Certains salariés ignorent parfois que leur entreprise est adhérente, et certaines entreprises peuvent y adhérer à plusieurs titres. Quelques fédérations ne voient pas l’intérêt d’en être, comme le Syndicat national de l’édition, qui en a démissionné. Surtout, de grosses fédérations – banques, assurances, intérim, bâtiment, métallurgie – y pèsent nettement plus lourd que les autres, en nombre d’adhérents, en termes de budget annuel ou de rang de cotisation, l’Union des industries et métiers de la métallurgie en tête (UIMM). « Mais il s’agit presque plus de puissance que de pouvoir », commente Éric Verhaeghe. Localement, le Medef possède un réseau territorial très proche de « clubs » comme le Rotary. Quelle représentativité du patronat ? Quelle unité entre ses adhérents ? Quelle entente avec les deux autres syndicats patronaux que sont la Confédération générale du patronat des petites et moyennes entreprises (CGPME) et l’Union professionnelle artisanale (UPA), et quelles convergences d’intérêts entre les petites et les grosses fédérations ? « Le Medef tient d’abord son pouvoir du législateur », tranche Éric Verhaeghe, ex-membre du Medef [^3], en renvoyant à la loi Larcher de 2004 sur le dialogue social – qui renforce la prépondérance patronale. Si le Mouvement des entreprises de France – créé le 27 octobre 1998 dans une opposition à la réduction du temps de travail – évolue vers une plus grande personnalisation de son dirigeant, « le président ne peut présider contre ses gros adhérents », souligne Éric Verhaeghe. En témoigne le conflit entre Laurence Parisot et l’UIMM en 2010.
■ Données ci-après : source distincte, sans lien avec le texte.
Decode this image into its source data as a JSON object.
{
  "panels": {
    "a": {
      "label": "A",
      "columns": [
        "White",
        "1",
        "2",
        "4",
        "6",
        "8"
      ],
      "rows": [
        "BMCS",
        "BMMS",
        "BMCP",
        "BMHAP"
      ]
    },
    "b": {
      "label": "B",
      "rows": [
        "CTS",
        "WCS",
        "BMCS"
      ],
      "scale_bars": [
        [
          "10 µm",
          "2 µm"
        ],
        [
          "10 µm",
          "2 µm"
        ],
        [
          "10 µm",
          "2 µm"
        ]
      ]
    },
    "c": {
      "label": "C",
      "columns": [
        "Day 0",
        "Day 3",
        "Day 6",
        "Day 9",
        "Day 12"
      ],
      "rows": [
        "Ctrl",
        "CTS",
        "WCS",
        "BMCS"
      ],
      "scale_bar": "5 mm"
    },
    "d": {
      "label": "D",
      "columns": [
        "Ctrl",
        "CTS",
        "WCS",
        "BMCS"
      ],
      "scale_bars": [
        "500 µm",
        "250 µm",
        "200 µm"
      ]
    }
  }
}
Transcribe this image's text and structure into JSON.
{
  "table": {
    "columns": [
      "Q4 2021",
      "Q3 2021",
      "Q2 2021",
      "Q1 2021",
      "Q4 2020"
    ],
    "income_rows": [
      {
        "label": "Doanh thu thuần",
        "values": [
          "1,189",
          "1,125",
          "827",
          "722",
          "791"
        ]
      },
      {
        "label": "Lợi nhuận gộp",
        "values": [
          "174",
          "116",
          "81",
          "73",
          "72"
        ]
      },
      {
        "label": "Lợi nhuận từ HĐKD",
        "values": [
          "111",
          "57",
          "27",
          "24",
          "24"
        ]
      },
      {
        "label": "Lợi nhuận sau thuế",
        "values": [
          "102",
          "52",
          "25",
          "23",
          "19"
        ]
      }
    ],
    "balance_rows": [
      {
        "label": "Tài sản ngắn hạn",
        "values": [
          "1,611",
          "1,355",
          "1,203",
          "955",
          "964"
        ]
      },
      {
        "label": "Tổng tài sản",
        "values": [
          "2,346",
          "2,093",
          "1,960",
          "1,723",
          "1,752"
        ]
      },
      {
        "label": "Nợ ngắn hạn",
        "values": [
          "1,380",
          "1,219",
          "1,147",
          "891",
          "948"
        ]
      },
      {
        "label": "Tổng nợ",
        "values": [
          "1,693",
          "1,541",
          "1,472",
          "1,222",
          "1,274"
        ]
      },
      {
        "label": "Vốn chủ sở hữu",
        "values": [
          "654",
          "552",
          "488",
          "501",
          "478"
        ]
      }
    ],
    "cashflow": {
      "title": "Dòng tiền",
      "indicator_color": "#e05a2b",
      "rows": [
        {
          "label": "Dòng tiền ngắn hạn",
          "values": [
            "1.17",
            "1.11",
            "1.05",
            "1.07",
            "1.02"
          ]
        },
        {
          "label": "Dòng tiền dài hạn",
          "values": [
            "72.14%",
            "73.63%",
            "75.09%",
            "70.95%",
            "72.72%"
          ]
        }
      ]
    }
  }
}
Le fonctionnement se ferait plutôt « du bas vers le haut ». Mais il repose sur un système d’adhésions volontaires et non sur le principe du vote, comme pour les autres syndicats. Le Medef agit à la fois comme syndicat et comme lobby, son versant « culturel ». Ce qui ferait son unité, c’est sa doctrine interne : il défend un système de relations sociales tempérées, vision très XIXe selon laquelle on ne partage pas le pouvoir mais on doit bien traiter ses salariés. Autre élément de doctrine : si les entreprises sont en compétition, « on ne se fait pas concurrence sur la main-d’œuvre ». Enfin, mêmes grandes écoles (ENA, Polytechnique, Centrale, Mines, Ponts, Sciences Po, etc.), mêmes clubs (Rotary, Jockey Club, le Siècle…), mêmes sources d’inspiration (Institut Montaigne, Institut de l’entreprise, Cercle de l’industrie, Centre des jeunes dirigeants d’entreprises, mouvements féminins, Ethic, Croissance +…), le Medef alimente un esprit de caste. « Un patron reconnaît l’un des siens à une certaine façon de parler, ironise Éric Verhaeghe, une certaine façon d’écouter, une certaine façon de répondre, une certaine façon de penser, bien sûr, jusqu’au soin pris pour cirer ses chaussures ou choisir ses cravates. Mais la principale caractéristique du patron, celle que jamais je ne pourrai partager, et qui mériterait une analyse freudienne et lacanienne, est son art du tabou. » Pas de complot mais un « esprit de coterie ». Cette conscience de classe évolue-t-elle ? Lancé en septembre 2012 par des entrepreneurs de la high-tech, en marge d’un Medef « has been » qui snobe Dailymotion, YouTube ou les réseaux sociaux, le mouvement de défense des « pigeons » pourrait le laisser croire. Les défenseurs des « PME de croissance » seraient à la peine fiscale quand de grands groupes engouffrent des aides publiques alors qu’ils suppriment des emplois. Cherchez l’erreur !

[^2]: Les Patrons des patrons. Histoire du Medef , Michel Offerlé, éd. Odile Jacob, 2013.

[^3]: Au cœur du Medef. Chronique d’une fin annoncée , Éric Verhaeghe, Éd. Jacob-Duvernet, 2011.